Le Président doit expliquer, accompagner, soutenir et apaiser plus que jouer le rôle de poil à gratter
IN.: c’est ce qui explique ce ressentiment de rejet et même de haine qui monte vis- vis de lui ?
E.G.: j’ai toujours pensé qu’Emmanuel Macron, qui est un président très brillant et courageux, parlait trop et trop brutalement. Qu’il se montrait trop. Et que sa volonté de tout faire remonter à lui était dangereuse à la fois en termes d’efficacité, parce qu’on ne peut pas s’occuper de tout, tout le temps, et surtout en termes d’autorité et de légitimité car il y a une concentration de l’impopularité sur lui. En 1963 lors de leur grande grève, les mineurs s’adressaient au Premier ministre. Ils criaient : « Pompidou, des sous », ils ne disaient pas : « De Gaulle, des sous ». Cette hyper exposition va de pair avec le fait que le gouvernement et les partis politiques, notamment de la majorité, ne jouent pas leur rôle. On ne connait pas les noms des ministres, à trois ou quatre exceptions près, car personne ne les voit ou ne les entend. Donc cette hyper concentration aboutit à une véritable haine à l’encontre du Président qui est renforcée par son côté provocant et son goût pour les petites phrases abrasives comme les célèbres « qu’ils viennent me chercher » ou « il suffit de traverser la rue ». Et quand on commence à les oublier, il déclare publiquement les assumer et en rajoute quelques nouvelles. Le Président doit expliquer, accompagner, soutenir et apaiser plus que jouer le rôle de poil à gratter. Il s’est personnellement largement coupé de l’opinion publique. Et bien évidemment, celle-ci retient plus ses saillies que le fait que la France se porte mieux que ce que tout le monde nous prédisait il y a quelques mois. Il y a une montée d’un sentiment d’incompréhension et d’injustice, amplifié par les réseaux sociaux, avec le risque d’une explosion qu’il sera très difficile de maîtriser.

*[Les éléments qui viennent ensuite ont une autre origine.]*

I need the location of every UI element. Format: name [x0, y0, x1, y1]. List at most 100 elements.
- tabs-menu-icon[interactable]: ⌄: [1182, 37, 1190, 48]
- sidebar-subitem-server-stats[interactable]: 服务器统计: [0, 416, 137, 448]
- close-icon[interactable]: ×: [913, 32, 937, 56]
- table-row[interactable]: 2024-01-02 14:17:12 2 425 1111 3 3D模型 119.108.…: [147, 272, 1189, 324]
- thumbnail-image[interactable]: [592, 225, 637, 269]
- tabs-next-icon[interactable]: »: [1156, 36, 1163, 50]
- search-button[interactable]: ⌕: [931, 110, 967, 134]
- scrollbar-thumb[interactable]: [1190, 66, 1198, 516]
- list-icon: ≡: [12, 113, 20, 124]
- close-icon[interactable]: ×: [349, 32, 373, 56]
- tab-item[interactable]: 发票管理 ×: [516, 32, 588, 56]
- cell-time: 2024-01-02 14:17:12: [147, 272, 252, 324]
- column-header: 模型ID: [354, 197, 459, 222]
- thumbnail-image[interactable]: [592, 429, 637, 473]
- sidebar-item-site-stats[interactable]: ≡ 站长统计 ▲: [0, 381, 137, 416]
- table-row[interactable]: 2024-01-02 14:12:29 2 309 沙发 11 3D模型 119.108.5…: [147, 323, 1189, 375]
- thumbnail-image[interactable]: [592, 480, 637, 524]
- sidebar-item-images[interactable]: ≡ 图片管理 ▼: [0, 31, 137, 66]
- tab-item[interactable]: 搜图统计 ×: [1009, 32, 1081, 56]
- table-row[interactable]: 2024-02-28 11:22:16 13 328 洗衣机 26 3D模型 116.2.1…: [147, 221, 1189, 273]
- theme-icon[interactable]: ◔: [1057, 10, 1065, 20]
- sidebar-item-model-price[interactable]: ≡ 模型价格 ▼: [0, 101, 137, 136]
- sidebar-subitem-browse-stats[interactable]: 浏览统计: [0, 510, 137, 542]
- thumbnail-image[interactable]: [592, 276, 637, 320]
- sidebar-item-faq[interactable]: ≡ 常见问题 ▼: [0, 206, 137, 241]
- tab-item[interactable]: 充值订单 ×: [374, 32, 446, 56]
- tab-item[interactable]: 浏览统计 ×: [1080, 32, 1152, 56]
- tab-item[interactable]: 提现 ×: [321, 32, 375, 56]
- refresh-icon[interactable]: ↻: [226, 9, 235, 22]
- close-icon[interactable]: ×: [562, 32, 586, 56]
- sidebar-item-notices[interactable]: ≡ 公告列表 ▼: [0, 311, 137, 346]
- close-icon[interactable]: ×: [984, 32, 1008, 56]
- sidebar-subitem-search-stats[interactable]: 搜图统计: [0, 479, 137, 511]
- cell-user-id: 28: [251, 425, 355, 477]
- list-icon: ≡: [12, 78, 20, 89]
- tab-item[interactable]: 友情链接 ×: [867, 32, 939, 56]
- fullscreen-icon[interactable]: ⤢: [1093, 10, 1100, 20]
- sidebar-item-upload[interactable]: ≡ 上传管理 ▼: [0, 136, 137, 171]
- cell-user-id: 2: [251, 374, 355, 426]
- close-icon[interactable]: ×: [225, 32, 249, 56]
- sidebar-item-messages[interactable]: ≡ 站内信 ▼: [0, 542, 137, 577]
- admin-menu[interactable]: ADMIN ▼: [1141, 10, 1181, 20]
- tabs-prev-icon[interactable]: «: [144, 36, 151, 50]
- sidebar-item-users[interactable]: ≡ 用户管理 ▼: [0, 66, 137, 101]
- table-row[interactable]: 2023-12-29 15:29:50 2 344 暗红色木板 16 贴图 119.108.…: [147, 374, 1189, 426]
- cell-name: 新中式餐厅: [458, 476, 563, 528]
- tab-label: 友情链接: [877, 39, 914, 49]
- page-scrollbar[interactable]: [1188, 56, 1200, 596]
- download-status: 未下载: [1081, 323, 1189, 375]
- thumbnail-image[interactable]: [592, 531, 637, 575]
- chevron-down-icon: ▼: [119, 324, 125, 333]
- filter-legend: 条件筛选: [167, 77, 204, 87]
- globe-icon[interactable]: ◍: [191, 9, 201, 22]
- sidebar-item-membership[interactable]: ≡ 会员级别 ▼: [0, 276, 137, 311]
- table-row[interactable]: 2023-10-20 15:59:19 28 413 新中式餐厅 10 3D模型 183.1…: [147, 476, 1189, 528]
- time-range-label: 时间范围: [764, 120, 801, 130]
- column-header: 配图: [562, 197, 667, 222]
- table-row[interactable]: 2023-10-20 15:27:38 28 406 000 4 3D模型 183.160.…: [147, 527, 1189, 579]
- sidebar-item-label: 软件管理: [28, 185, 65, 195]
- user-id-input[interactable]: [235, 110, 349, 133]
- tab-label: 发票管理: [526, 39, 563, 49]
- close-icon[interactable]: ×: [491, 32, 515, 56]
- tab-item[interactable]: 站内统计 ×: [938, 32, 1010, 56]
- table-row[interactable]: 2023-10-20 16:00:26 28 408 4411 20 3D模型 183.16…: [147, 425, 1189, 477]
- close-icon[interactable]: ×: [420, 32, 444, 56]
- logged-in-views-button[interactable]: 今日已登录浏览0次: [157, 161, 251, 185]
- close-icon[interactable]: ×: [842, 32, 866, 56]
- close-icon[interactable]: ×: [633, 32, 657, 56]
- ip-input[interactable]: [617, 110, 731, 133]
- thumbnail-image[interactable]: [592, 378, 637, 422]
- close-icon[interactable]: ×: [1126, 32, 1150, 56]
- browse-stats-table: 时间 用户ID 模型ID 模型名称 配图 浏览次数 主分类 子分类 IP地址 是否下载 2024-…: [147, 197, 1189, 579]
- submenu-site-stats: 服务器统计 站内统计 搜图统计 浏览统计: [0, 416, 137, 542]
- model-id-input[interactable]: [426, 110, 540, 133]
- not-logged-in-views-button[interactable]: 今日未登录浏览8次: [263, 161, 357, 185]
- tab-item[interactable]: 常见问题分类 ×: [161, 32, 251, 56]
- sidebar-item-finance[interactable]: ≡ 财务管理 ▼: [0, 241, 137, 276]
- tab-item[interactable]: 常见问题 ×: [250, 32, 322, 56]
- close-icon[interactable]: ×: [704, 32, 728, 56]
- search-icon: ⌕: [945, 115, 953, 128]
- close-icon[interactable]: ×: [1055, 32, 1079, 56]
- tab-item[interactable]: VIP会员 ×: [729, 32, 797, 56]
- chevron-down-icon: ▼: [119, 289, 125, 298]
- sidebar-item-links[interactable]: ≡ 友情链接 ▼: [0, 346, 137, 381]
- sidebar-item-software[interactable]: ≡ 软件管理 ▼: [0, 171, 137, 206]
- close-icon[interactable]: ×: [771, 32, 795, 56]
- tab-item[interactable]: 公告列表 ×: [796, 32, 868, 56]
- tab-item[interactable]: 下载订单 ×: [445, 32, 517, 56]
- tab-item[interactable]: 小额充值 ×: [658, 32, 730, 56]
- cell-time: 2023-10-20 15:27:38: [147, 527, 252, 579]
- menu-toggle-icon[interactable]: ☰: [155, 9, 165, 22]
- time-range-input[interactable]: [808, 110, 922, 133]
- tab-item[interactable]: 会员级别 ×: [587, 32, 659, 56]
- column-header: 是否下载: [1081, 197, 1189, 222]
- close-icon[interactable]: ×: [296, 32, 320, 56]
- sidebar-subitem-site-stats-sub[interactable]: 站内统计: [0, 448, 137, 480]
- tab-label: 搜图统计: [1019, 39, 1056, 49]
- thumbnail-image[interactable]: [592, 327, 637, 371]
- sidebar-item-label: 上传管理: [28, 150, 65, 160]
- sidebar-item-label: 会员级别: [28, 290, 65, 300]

IN.: ce qui se passe en France est-il un phénomène complètement isolé ?
E.G.: non. Nous avons certes nos propres problèmes et nos manières spécifiques de réagir et de les traiter. Mais quand on voit que la Finlande ou la Suède virent à droite voire à l’extrême droite, ou ce qui s’est passé aux États-Unis en 2020, ou encore l’état de déshérence dans lequel est la Grande-Bretagne post- Brexit, et quand on rajoute à cela une situation politique internationale explosive et les défis climatiques, on sent bien que nous sommes face à une période de rupture potentielle et à tout le moins de remise en cause profonde de notre modèle politique, économique et social occidental.